Jilly's could become a boutique hotel and restaurant
The new owners of the Broadview Hotel are planning to extensively renovate the 123-year-old Riverdale building to include a 58-suite hotel, restaurant, cafe, and rooftop terrace.
According to a site plan application filed with the city, Streetcar Developments, which bought the former Jilly's strip club earlier this year, would like to build a four storey addition to the building and re-work the interior to provide six floors of equal ceiling height, rather than the current four.
The new hotel, which would cover five of the finished building's six floors, will have suites looking east and south and a main entrance off Broadview Avenue. An "executive suite" is planned for the upper floors of the corner turret.
The new portion of the building, architects imagine, will be built on top of a smaller brick structure at the back of the hotel--currently clad in faux-wood paneling and a sign promising "the best party in town"--and wrap around to the front via the upper floors. The ground floor of the existing rear structure will get a new glass front and be turned into a cafe.
The restaurant portion of the renovated hotel will be at the corner of Queen and Broadview.
The plans don't include any condominium units.

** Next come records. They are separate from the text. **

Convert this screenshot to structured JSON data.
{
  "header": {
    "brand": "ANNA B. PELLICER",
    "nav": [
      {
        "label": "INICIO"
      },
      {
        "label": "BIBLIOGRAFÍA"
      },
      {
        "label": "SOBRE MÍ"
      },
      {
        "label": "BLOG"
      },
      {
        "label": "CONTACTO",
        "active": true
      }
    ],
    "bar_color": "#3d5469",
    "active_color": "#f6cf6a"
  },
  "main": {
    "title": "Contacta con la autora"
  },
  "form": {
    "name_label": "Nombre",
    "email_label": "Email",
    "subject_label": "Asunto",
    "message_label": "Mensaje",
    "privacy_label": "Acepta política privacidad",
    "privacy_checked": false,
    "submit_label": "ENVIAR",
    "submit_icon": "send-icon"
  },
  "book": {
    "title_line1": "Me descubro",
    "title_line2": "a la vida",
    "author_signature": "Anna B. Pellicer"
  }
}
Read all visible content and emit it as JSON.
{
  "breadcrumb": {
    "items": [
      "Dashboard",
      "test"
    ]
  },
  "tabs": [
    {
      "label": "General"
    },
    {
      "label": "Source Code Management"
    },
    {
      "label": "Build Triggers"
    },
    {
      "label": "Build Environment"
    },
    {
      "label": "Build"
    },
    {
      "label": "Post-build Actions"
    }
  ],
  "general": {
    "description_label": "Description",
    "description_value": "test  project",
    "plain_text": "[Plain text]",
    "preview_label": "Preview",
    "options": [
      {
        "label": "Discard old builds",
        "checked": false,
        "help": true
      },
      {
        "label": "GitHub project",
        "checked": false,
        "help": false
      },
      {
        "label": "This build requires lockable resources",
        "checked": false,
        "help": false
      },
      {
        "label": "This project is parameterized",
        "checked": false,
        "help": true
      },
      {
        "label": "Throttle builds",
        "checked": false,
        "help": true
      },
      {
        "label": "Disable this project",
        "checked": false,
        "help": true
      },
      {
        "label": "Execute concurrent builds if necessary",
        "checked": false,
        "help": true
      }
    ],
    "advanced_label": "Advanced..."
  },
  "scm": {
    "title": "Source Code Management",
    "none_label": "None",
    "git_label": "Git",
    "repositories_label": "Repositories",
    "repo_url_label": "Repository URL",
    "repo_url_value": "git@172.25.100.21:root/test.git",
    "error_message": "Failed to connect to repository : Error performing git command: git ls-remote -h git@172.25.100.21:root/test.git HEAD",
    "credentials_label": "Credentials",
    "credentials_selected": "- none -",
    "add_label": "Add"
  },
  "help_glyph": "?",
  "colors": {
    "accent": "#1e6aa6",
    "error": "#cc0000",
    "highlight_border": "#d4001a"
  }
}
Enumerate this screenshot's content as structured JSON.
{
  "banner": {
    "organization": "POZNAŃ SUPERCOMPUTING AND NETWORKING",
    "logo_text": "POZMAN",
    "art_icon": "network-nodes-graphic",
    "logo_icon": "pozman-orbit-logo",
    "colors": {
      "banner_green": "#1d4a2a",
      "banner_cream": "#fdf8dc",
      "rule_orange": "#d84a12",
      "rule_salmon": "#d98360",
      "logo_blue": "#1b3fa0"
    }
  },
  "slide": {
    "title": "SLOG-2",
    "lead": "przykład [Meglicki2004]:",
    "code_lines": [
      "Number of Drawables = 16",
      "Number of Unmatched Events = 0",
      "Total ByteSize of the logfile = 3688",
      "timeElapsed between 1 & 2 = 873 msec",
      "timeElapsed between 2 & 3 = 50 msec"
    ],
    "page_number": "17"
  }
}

Built in 1891 by soap magnate Archibald Dingman, the exquisitely detailed red brick building housed a branch of the Canadian Bank of Commerce at street level, and offices leased by lawyers and dentists in the floors above. In 1907, the building was turned into a hotel by new owner T.J. Edwards, and over the decades it became less and less salubrious. In 1981 it was known as "Maxi's Lounge," two years later the name had changed to "Kicker's."
As Jamie Bradburn recalls at Torontoist, in 1991, the hotel hosted "a boa constrictor, a python, and a 450-pound defanged Siberian tiger named Qedesh" as part of a show run by Jane Jones Exotic Circus.
The dilapidated hotel almost collapsed in 2013, and the owners were forced to make emergency repairs to keep the building standing.
Streetcar and ERA Architects are planning to restore many the lost and damaged exterior detail, including metal windowsills details, flashing, and cornices, and add a green roof to the building.
The designs on file with city are still preliminary, however, and Streetcar Developments says it still hasn't hammered out all the details.
"Nothing has been finalized," a spokesperson said Friday. "At this time, the company is really just exploring options."